19 0.75% Li₂O z=1 Sialon 3.09 1550 1 5.6 3.00 95.1 β-sialon

20 5.18% SrO Si₃N₄ 3.23 1625 2 8.3 3.14 98.3 β-Si₃N₄

21 2.59% SrO z=1 Sialon 3.26 1650 2 7.2 3.18 100.0 β-sialon

22 3% Y₂O₃/5.22%Yb₂O₃ Sialon 3.36 1650 2 6.7 3.27 100.0 α-β-sialon

Claims

CLAIMS :

1. A method for the production of nitrogen ceramic materials which comprises adding to the starting powdered ceramic material an oxide of a metal which has a boiling point of less than

1700°C, or a mixture of such oxides, sintering the powder at a temperature of up to 1800ºC and

post-sintering the product in a reducing atmosphere under a reduced pressure at a temperature of up to 1700°C, the said metal oxide being included in the mixture in an amount sufficient to densify the material and then to remove the glassy phase from the grain boundaries of the nitrogen ceramic material.
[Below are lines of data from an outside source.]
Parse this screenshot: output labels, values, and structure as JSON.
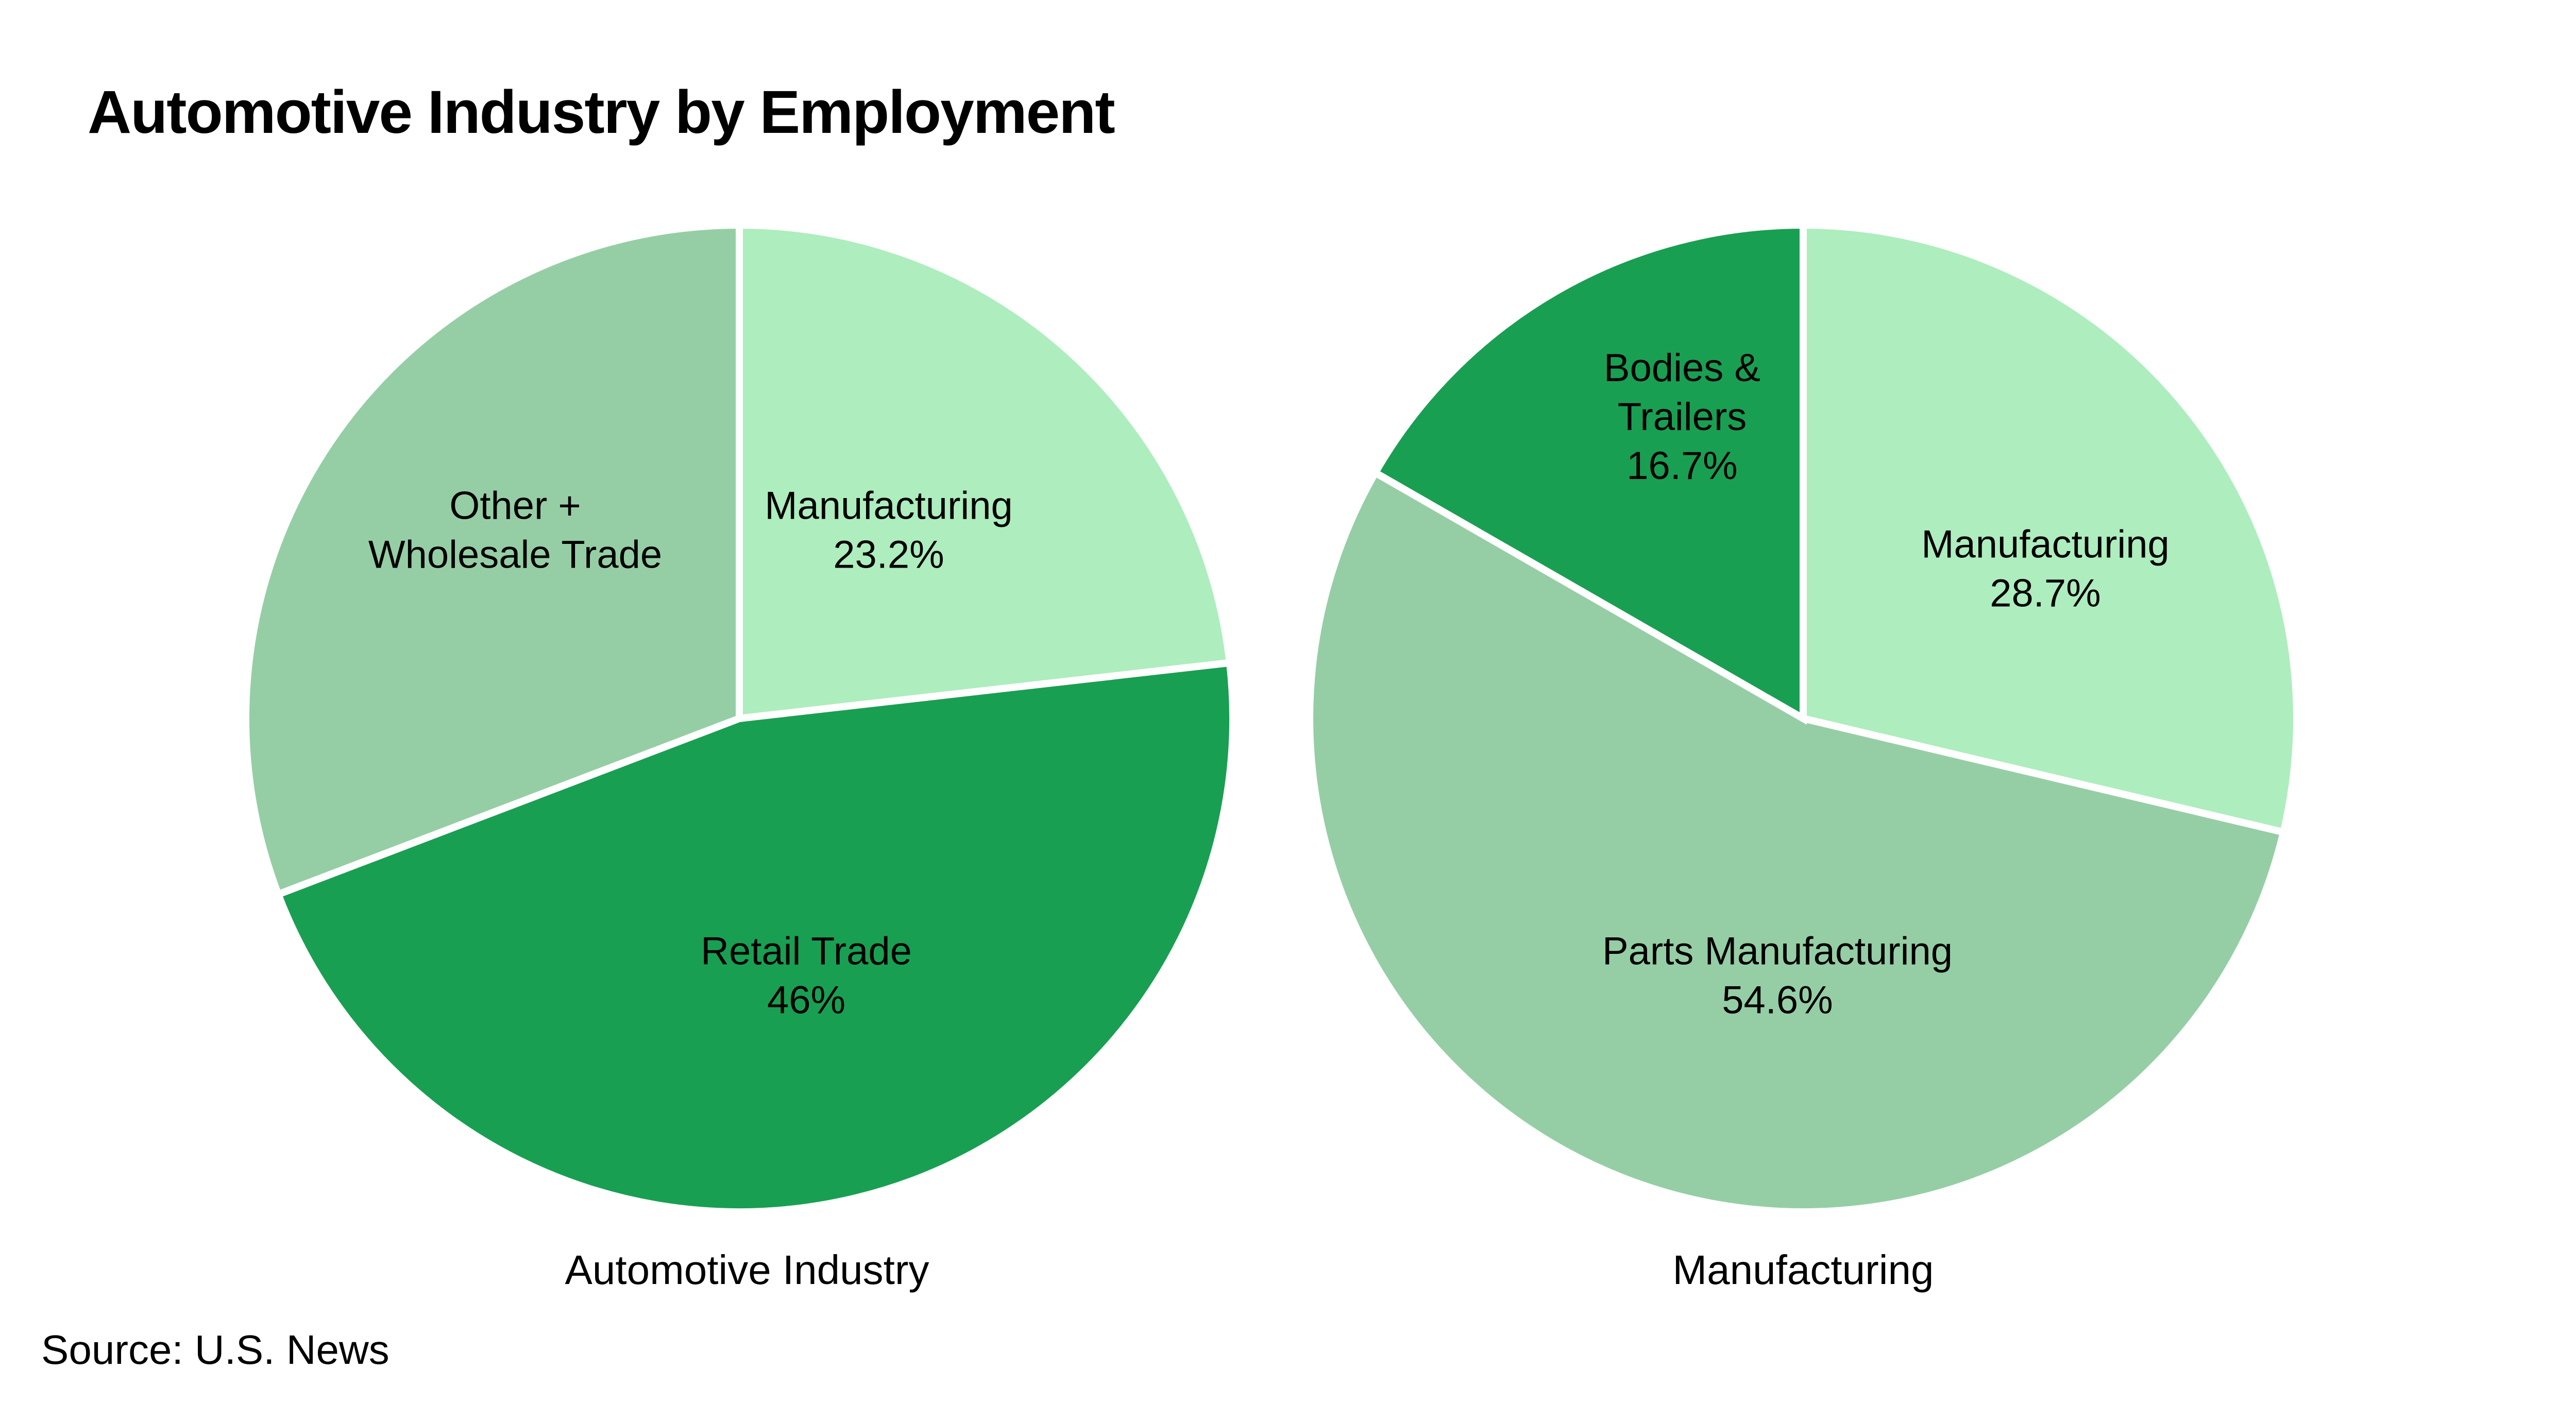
{
  "title": "Automotive Industry by Employment",
  "source": "Source: U.S. News",
  "colors": {
    "light_green": "#ADEDBE",
    "sage_green": "#95CEA5",
    "dark_green": "#199F52"
  },
  "chart_data": [
    {
      "type": "pie",
      "caption": "Automotive Industry",
      "slices": [
        {
          "label_lines": [
            "Manufacturing"
          ],
          "value_label": "23.2%",
          "value": 23.2,
          "color": "#ADEDBE"
        },
        {
          "label_lines": [
            "Retail Trade"
          ],
          "value_label": "46%",
          "value": 46,
          "color": "#199F52"
        },
        {
          "label_lines": [
            "Other +",
            "Wholesale Trade"
          ],
          "value_label": "",
          "value": 30.8,
          "color": "#95CEA5"
        }
      ]
    },
    {
      "type": "pie",
      "caption": "Manufacturing",
      "slices": [
        {
          "label_lines": [
            "Manufacturing"
          ],
          "value_label": "28.7%",
          "value": 28.7,
          "color": "#ADEDBE"
        },
        {
          "label_lines": [
            "Parts Manufacturing"
          ],
          "value_label": "54.6%",
          "value": 54.6,
          "color": "#95CEA5"
        },
        {
          "label_lines": [
            "Bodies &",
            "Trailers"
          ],
          "value_label": "16.7%",
          "value": 16.7,
          "color": "#199F52"
        }
      ]
    }
  ]
}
2. A method as claimed in claim 1 wherein the metal oxide is Li₂O, MgO or SrO.

3. A method as claimed in claim 1 or claim 2 wherein the metal oxide is MgO and is added to the ceramic material in an amount of up to 2% by weight.

4. A method as claimed in any one of the preceding claims wherein the ceramic material is β-silicon nitride, α-sialon, β-sialon, O-sialon, or mixtures thereof.

5. A method as claimed in any one of the preceding claims wherein the mixture of the ceramic material and metal oxide is hot pressed or

pressureless sintered prior to the post-sintering treatment under reduced pressure.

6. A method as claimed in any one of the preceding claims wherein the post-sintering treatment is carried out under a reduced pressure of 10 atmospheres or below.

7. A method as claimed in any one of the preceding claims wherein the reducing atmosphere is provided by a carbon resistance furnace.

8. A method as claimed in any one of the preceding claims wherein the sintered ceramic material is surrounded by a packing bed for the post-sintering treatment under reduced pressure.

9. A method as claimed in claim 8 wherein the packing bed is powdered boron nitride or powdered carbon.

10. An essentially pure, fully dense β-sialon, O-sialon or β-silicon nitride containing

substantially no grain boundary phase material which has a density of at least 98.0% and a purity of above 99% of the theoretical.

11. An essentially pure, fully dense β-sialon or O-sialon containing substantially only silicon, aluminium, oxygen and nitrogen, which has a density of at least 99.5% and a purity of about 99% of the theoretical.

12. An essentially pure, fully dense β-silicon nitride containing substantially only silicon and nitrogen which has a density of at least 98.5% and a purity of substantially 100% of the theoretical.

13. An essentially pure, fully dense mixture of α-sialon and β-sialon comprising from 5 to 99% by weight of β-sialon which has a density of at least 98% and a purity of at least 99% of the theoretical.

14. A mixture of α-sialon and β-sialon as claimed in claim 13 which comprises from 40 to 60% by weight of β-sialon.

15. An essentially pure, fully dense mixture of β-sialon and O-sialon comprising from 5 to 99% by weight of β-sialon which has a density of at least 98% and a purity of at least 99% of the theoretical.

16. A mixture of β-sialon and O-sialon as claimed in claim 15 which comprises from 40 to 60% by weight of β-sialon.